Carlos Gould, assistant professor at UC San Diego’s Wertheim School of Public Health, said in an interview with The Guardian that rising temperatures are increasing health risks for vulnerable populations.
“We may be thinking, ‘I’m young and I’m healthy’ and so a hot day sounds like a nice day to go to the beach, but sometimes a hot day is a death sentence for vulnerable individuals,” Gould said. “One of the biggest challenges I can see moving forward are which interventions, which policy changes do work.”
Gould also explained that heat exposure is not evenly distributed across communities, with lower-income neighborhoods often experiencing higher temperatures due to reduced tree coverage and more heat-retaining infrastructure. Inadequate sleep and prolonged exposure to high indoor temperatures can create both short- and long-term health effects, Gould said.
“On average, neighborhoods that are poorer tend to be hotter,” Gould said.
He also noted that extreme heat does not need to break records to affect residents, particularly impacting vulnerable populations and people without reliable cooling access.
“Even when it doesn’t look like it’s a record-breaking day, even those 85-degree days, that pushes the body just a little bit,” he said.
San Diego’s recent heatwaves also amplify concerns over rising electricity costs. San Diego Gas & Electric’s rates increased earlier this year, up about 60% from 2020, continuing a broader upward trend that has raised residential energy bills across the county. SDG&E cites infrastructure costs and wildfire mitigation as contributing factors to the increase — expenses mostly required by state law and regulators.
SDG&E spokesperson Anthony Wagner said in an interview with The Guardian that a portion of customer bills go toward maintaining grid reliability. These infrastructure upgrades are designed to stabilize power during periods of extreme heat and high regional demand. Wagner said that the electrical grid experiences its highest stress during late afternoon and evening hours, when temperatures remain high and solar generation declines.

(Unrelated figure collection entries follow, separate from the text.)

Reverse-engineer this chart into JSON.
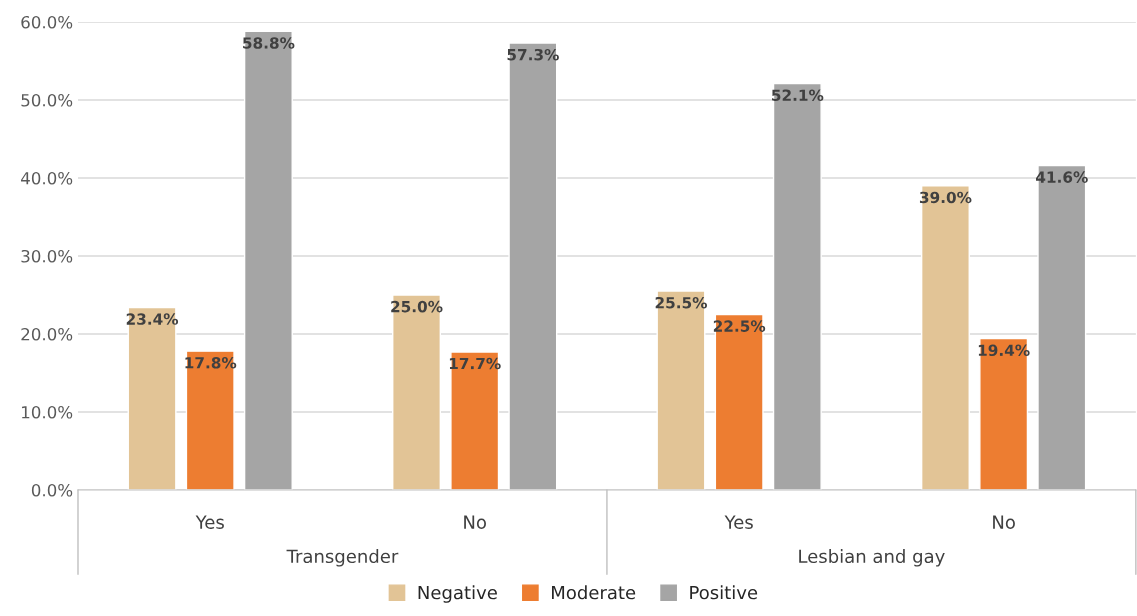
{
  "chart_data": {
    "type": "bar",
    "categories": [
      "Yes",
      "No",
      "Yes",
      "No"
    ],
    "series": [
      {
        "name": "Negative",
        "color": "#e2c496",
        "values": [
          23.4,
          25.0,
          25.5,
          39.0
        ],
        "value_labels": [
          "23.4%",
          "25.0%",
          "25.5%",
          "39.0%"
        ]
      },
      {
        "name": "Moderate",
        "color": "#ed7d31",
        "values": [
          17.8,
          17.7,
          22.5,
          19.4
        ],
        "value_labels": [
          "17.8%",
          "17.7%",
          "22.5%",
          "19.4%"
        ]
      },
      {
        "name": "Positive",
        "color": "#a5a5a5",
        "values": [
          58.8,
          57.3,
          52.1,
          41.6
        ],
        "value_labels": [
          "58.8%",
          "57.3%",
          "52.1%",
          "41.6%"
        ]
      }
    ],
    "annotations": [
      "Transgender",
      "Lesbian and gay"
    ],
    "ylim": [
      0,
      60
    ],
    "yticks": [
      {
        "value": 0,
        "label": "0.0%"
      },
      {
        "value": 10,
        "label": "10.0%"
      },
      {
        "value": 20,
        "label": "20.0%"
      },
      {
        "value": 30,
        "label": "30.0%"
      },
      {
        "value": 40,
        "label": "40.0%"
      },
      {
        "value": 50,
        "label": "50.0%"
      },
      {
        "value": 60,
        "label": "60.0%"
      }
    ],
    "grid": "y",
    "legend": "bottom"
  }
}
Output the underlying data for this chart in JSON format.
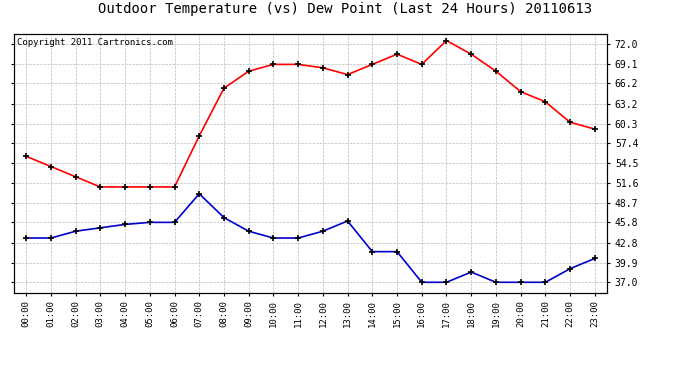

Wagner also noted that customers are using roughly 5% less electricity than five years ago as households adopt more energy-efficient appliances. However, he said grid maintenance costs remain fixed because SDG&E restructured residential bills in October 2025 to include a Base Services Charge regardless of how much electricity customers consume.
State climate forecasts project warmer-than-average conditions across much of California heading into the summer months.